Cash flow is critical to the success of your business. When cash is coming in, you can pay your operating expenses and reinvest in growing your business. When your cash flow is tied up in accounts receivable (AR), that cash is not available to spend. More businesses fail because of a lack of cash flow than a lack of sales, which is why staying on top of your AR is crucial. The longer it takes to collect on these accounts, the more likely it is that your business will fail. That’s why companies must be proactive in monitoring and collecting these debts.

Accounts receivable and cash flow

AR and cash flow are both components of the Cash Conversion Cycle (CCC), which is the measure of cash flow from creating and selling your product or service, expressed as a period of time. For example, if a distributor buys a product and sells it 30 days later, the CCC is 30 days. If the distributor sells on credit terms, the CCC is extended by the number of days stipulated in the invoicing terms. Cash flow, aka working capital, is the money that flows into your company through product sales and service and flows out in the form of paying expenses, paying down debt, and investing in growth. Cash flow is your company’s life blood. It lets you cover operating expenses, pay staff, purchase stock and grow your business.

One of the most important factors affecting cash flow is your AR. When customers pay down their AR, it increases your cash flow; whereas late or unpaid AR reduces your cash flow. It’s important to monitor your company’s cash flow to understand its financial health.

Managing AR ― reactive versus proactive

Reactive AR management versus proactive AR management can be likened to putting out fires as opposed to preventing them. When you put out a fire or send a collection letter, you will have more negative consequences than if you prevent the fire ― or overdue account ― in the first place. Proactive AR management is a strategy that helps you maintain positive cash flow as well as business relationships (e.g., sending a collection letter will likely cause resentment with customers and you may end up losing that customer). Changing from a reactive to proactive management style can play a big role in improving your company’s cash flow.

Becoming more proactive in AR management requires improving your billing practices and closely monitoring your AR status.

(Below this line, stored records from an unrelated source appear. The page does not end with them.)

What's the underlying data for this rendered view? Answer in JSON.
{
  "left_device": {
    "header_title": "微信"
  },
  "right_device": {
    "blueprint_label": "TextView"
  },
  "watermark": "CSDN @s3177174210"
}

Submitting all contracts in writing and using detailed invoices are just a couple of ways to improve your billing. Monitoring your AR will help you identify slow-paying accounts, because the earlier you begin collection efforts, the greater the chances of getting paid and increasing your cash flow ― which is the ultimate goal of proactive AR management.

Proactive AR management best practices

Some companies acquire a defeatist attitude about AR, and simply get frustrated when customers don’t pay on time. But successful companies make AR collections a top priority not just in the accounting department, but also throughout the entire company. To increase success, bring financial, sales, and management departments together to devise a strategy for optimizing AR collections. Also consider partnering with a financial services company that can guide your AR management.

Here are some best practices to get you started toward a more proactive AR strategy:

  • Perform a thorough credit risk analysis to determine a potential customer’s credit worthiness.
  • Have a written credit policy that outlines credit terms, including a set number of days before the account is overdue. (Shorter is better, i.e., 45 days instead of 60.)
  • Create an AR aging report, which tracks the payment status of all your customers. This will help you identify slow-paying accounts before they become significantly overdue.
  • Review your AR processes to identify bottlenecks in your debt collection system that require tweaking.
  • Offer an early payment discount, and/or set up late payment fees.
  • Use electronic invoicing instead of paper.
  • Offer an electronic payment option to make it easier for customers to pay.
  • Set up processes that automatically send reminders the first day accounts become overdue, rather than waiting 10 or 15 days.

The goal of proactive AR management is to increase your chances of collecting what is owed and to avoid sending the account to collections. Unfortunately, that doesn’t always happen, but you can improve your chances of collecting on past due accounts, in full or partially, by working with an experienced debt collection agency.